When applying for a loan, there are a few big decisions that you would have to make. The length of the loan term is just as important as the loan amount and the rate of interest. Short-term financing is a fast and flexible way of raising funds which involve financial obligations which needs to be repaid within a year or even less. It is great way for companies to get working capital for the purpose of daily operations when the cash flow is sufficient. But, who offers short term loans? What are its advantages?
Listed below are a few advantages of opting for short term loan.
Often small companies have variations in cash flow and require access to capital over that period of time. Individuals too need finance when they are short of it. Short term loans are a great option wherein the lender would charge a fee for offering this facility and interest on the total amount. These loans are very flexible and can be withdrawn at any point of time without any hassles.
Lower Rate of Interest
Short-term loans are known to have rather lower rate of interests.

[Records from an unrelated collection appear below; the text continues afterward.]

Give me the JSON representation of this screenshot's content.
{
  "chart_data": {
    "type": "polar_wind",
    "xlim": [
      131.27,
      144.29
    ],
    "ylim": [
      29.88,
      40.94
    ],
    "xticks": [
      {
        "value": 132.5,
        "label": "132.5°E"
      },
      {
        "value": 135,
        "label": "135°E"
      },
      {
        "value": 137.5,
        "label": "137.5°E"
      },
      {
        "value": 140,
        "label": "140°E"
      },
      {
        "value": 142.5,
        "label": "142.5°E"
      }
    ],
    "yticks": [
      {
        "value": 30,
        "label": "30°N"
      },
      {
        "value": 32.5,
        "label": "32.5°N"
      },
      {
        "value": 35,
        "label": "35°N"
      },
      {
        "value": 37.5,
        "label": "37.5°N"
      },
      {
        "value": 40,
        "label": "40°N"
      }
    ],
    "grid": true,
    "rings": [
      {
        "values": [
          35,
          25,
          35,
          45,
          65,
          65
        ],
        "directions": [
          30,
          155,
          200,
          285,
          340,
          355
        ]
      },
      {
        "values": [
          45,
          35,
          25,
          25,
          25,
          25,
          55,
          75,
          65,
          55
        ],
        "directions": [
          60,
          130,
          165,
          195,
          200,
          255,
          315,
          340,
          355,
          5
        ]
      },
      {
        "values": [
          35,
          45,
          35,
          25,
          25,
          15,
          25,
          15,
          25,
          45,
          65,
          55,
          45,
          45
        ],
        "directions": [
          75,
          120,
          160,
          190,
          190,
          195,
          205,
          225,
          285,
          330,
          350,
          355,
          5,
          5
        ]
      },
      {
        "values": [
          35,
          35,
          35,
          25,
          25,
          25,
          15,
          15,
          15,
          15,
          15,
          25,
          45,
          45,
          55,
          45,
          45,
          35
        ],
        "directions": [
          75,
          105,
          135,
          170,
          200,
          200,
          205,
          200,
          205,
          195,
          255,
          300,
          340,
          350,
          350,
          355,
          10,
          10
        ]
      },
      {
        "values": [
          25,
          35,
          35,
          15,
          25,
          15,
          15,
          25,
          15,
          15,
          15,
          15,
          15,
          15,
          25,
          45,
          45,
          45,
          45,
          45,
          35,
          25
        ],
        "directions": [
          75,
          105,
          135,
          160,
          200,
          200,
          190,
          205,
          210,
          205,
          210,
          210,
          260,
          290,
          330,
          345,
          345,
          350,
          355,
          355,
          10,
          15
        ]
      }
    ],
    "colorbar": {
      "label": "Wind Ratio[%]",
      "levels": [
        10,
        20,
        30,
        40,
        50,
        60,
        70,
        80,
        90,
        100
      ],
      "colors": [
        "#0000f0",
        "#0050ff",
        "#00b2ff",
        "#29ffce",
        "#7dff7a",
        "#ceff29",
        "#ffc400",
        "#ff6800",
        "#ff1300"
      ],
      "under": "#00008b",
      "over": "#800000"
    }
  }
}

However, a lender might charge a higher rate of interest in case there is no secured asset. But, most of the mortgages for a shorter period of time charge a much lesser rate of interest. This implies that you would be able to save money in two ways- the rate upon which the interest has been applied and the time the loan has to accrue.
Owing money for a longer time period and watching the interest accumulate can take a psychological and emotional toll. But with a short term loan, you would pay off the loan much quickly and be able to be free of the loan burden.
It can be quite difficult to estimate where the finances would be in the near future. No one is sure where the economy would be in the next 20 or 30 years. If you opt for a long-term loan, you would be responsible for the payments even in the future regardless of the financial situation. However with a short-term loan, it is much easier to predict and budget accordingly.
Boosts Credit Score
One of the main reasons as to why people prefer short term loans over long-term loans is because it helps in boosting the credit score. It is because with short term loans, you pay off the loans in a timely manner which works on to improve the credit score effectively.
With a long term loan, you usually need to secure an asset like your home against the loan. The short term loans too are legally binding and have to be paid off. However, if a default happens, the borrower would not have to lose their home thereby king it a much preferable option over long term loans.
The short term loans take much lesser time to process. However, you need to find out who offers short term loans? and then read their terms and conditions properly. Therefore, if you need quick access to money, short term loans would be the perfect option for you.